For Independence Day in America and all the proud displays and waving of the country's star-spangled banner, here's a rare books auction catalog that features the autograph manuscript of The Defence of Fort McHenry, otherwise known as The Star-Spangled Banner, the nation's anthem that will be heard "o'er the land of the free and the home of the brave" today.


This catalog sports the lengthy title: Rare Books, Autographs, Manuscripts, Drawings, Including the Autograph Manuscript of "The Star-Spangled Banner" and Many Other Properties of Outstanding Importance from Distinguished Sources.

The auction was held at American Art Association - Anderson Galleries in New York City, with the sale (Sale 4073) conducted by Hiram H. Parke and Otto Bernet, who would later open their world famous Parke-Bernet Galleries. But in January of 1934, they were auctioning from the collection of the late Henry Walters the original autograph manuscript of Francis Scott Key's The Defence of Fort McHenry ["The Star-Spangled Banner"] together with a unique copy of the earliest broadside edition.


During the War of 1812, Francis Scott Key, an American lawyer detained on a British truce ship in Baltimore Harbor, witnessed the bombardment of Fort McHenry through the night of September 13, 1814. Early the next morning, as daylight revealed to him that the American flag still flew over the fort, he knew the defense had been successful, and he was inspired to write the poem In Defence of Fort McHenry.

The Fort McHenry flag at the Smithsonian

A few days later, released by the British, Key copied and revised his poem and showed it to Judge Joseph H. Nicholson, his wife's brother-in-law who was a commander at the fort during the bombardment.
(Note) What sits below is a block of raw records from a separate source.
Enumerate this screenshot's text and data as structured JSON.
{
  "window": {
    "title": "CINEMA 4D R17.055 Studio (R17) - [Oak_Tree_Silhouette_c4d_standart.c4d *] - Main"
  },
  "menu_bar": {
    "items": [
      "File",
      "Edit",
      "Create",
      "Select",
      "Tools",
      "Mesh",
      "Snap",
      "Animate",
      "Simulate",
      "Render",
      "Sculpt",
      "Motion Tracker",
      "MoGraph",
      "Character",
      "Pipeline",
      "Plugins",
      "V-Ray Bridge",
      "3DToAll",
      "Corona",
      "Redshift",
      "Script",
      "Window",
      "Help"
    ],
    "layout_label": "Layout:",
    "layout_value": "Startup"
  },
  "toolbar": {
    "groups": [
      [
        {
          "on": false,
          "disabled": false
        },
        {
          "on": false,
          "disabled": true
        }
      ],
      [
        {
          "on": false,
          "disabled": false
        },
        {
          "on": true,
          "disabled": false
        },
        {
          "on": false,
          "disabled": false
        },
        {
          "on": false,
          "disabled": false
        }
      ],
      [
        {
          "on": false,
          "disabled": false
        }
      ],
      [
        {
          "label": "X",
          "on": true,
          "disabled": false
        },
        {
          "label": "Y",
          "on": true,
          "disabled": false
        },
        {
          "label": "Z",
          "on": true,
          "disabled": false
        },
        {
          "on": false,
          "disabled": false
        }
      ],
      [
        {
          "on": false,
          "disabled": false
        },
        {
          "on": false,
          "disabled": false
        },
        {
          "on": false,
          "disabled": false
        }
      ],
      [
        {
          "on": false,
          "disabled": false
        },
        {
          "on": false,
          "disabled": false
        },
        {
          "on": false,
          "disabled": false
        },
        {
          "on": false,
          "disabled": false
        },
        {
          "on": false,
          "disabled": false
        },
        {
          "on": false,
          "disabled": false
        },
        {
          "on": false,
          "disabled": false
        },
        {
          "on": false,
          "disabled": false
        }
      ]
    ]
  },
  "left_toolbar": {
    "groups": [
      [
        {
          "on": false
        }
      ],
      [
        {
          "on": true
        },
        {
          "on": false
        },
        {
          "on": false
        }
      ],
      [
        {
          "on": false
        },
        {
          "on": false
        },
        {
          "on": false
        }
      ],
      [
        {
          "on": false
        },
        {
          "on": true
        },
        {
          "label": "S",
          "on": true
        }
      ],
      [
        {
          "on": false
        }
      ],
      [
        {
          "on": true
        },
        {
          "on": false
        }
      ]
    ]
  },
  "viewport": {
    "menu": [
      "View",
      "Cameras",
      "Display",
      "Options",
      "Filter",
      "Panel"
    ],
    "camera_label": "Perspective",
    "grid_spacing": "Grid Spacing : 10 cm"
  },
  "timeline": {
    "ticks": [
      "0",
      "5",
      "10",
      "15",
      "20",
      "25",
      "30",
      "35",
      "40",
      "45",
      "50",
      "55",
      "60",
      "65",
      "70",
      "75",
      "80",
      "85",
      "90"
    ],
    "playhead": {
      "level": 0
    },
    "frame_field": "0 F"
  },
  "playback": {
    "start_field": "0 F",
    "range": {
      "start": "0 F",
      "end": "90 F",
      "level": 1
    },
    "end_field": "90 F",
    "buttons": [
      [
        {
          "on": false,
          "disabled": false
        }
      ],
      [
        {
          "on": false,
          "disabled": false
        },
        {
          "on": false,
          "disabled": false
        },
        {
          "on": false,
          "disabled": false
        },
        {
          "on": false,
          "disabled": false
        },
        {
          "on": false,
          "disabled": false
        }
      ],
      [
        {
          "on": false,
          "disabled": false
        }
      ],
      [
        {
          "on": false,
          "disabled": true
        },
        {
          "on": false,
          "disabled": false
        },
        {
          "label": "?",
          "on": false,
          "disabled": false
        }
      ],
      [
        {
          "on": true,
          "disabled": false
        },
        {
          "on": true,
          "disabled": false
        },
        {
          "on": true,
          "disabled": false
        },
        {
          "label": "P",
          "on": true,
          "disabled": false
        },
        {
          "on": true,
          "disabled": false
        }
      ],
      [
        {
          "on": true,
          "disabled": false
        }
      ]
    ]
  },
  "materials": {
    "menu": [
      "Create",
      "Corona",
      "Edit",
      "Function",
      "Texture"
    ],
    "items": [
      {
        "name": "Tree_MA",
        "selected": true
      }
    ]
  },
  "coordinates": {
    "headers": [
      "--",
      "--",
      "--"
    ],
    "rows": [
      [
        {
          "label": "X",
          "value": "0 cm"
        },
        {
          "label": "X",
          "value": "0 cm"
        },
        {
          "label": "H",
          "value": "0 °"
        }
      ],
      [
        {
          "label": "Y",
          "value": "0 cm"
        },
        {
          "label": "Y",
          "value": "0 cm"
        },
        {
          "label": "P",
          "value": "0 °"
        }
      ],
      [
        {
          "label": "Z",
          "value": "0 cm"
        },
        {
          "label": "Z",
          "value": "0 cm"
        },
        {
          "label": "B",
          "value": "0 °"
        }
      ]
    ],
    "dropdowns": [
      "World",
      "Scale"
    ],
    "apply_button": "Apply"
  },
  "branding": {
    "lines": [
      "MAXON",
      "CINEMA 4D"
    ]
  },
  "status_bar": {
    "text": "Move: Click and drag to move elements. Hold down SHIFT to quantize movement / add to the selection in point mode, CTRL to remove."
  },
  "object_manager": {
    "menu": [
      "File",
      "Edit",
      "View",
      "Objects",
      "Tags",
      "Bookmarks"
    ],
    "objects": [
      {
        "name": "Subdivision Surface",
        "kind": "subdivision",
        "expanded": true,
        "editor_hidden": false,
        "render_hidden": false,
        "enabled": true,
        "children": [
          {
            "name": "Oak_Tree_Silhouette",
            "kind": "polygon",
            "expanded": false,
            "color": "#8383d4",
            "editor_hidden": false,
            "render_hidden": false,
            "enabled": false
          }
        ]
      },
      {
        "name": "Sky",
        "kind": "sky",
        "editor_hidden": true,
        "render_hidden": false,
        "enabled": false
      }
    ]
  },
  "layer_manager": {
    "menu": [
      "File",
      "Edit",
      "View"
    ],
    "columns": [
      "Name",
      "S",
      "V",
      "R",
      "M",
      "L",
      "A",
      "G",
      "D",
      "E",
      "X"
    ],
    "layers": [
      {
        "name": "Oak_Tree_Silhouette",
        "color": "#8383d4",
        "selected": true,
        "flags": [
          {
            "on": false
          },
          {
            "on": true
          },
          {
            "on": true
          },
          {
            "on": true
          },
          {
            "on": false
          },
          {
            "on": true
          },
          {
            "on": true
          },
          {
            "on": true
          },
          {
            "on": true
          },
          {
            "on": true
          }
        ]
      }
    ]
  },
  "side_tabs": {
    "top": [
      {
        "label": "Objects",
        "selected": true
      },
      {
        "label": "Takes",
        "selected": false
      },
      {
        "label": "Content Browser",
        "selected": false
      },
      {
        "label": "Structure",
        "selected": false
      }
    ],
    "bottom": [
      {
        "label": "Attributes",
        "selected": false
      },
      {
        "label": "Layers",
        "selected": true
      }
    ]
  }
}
Nicholson's reaction was very enthusiastic and he quickly had it printed into broadsides that included instructions for singing it to the tune of an old British drinking song "To Anacreon in Heaven," which Key had in mind while writing the poem.


The broadsides made their way around Fort McHenry and the city of Baltimore, where a month later it was performed for the first time to music with the title changed to The Star-Spangled Banner.

But Key's handwritten verse that was used to have the broadsides printed evidently stayed with Judge Nicholson. It would be handed down through the Nicholson family for the next 93 years. In 1907, it left the family and was purchased by Henry Walters, referenced earlier in this post (see link above). He died in 1931 and the manuscript went on the auction block three years later as the premier item listed in the catalog pictured near the beginning of this article.


The Walters Art Gallery (yes, Henry Walters) purchased the manuscript at this auction for $26,400. They held it until 1953 when the Maryland Historical Society purchased it for the same price that the Walters Art Gallery had paid in 1934. The manuscript still resides in their collection today.

As an afterword to the history of Key's manuscript and its passage through the American Art Association - Anderson Galleries' auction catalog, for which I have presented my copy here, it's interesting to note that it wasn't until March 3, 1931 that the Star-Spangled Banner became the national anthem of the United States. One-hundred and sixteen years after it was first written, President Herbert Hoover signed an act into law. In celebration of July 4th, many patriotic songs will be sung and played by orchestras across America, but Francis Scott Key's inspired verse will be at the head of that musical parade.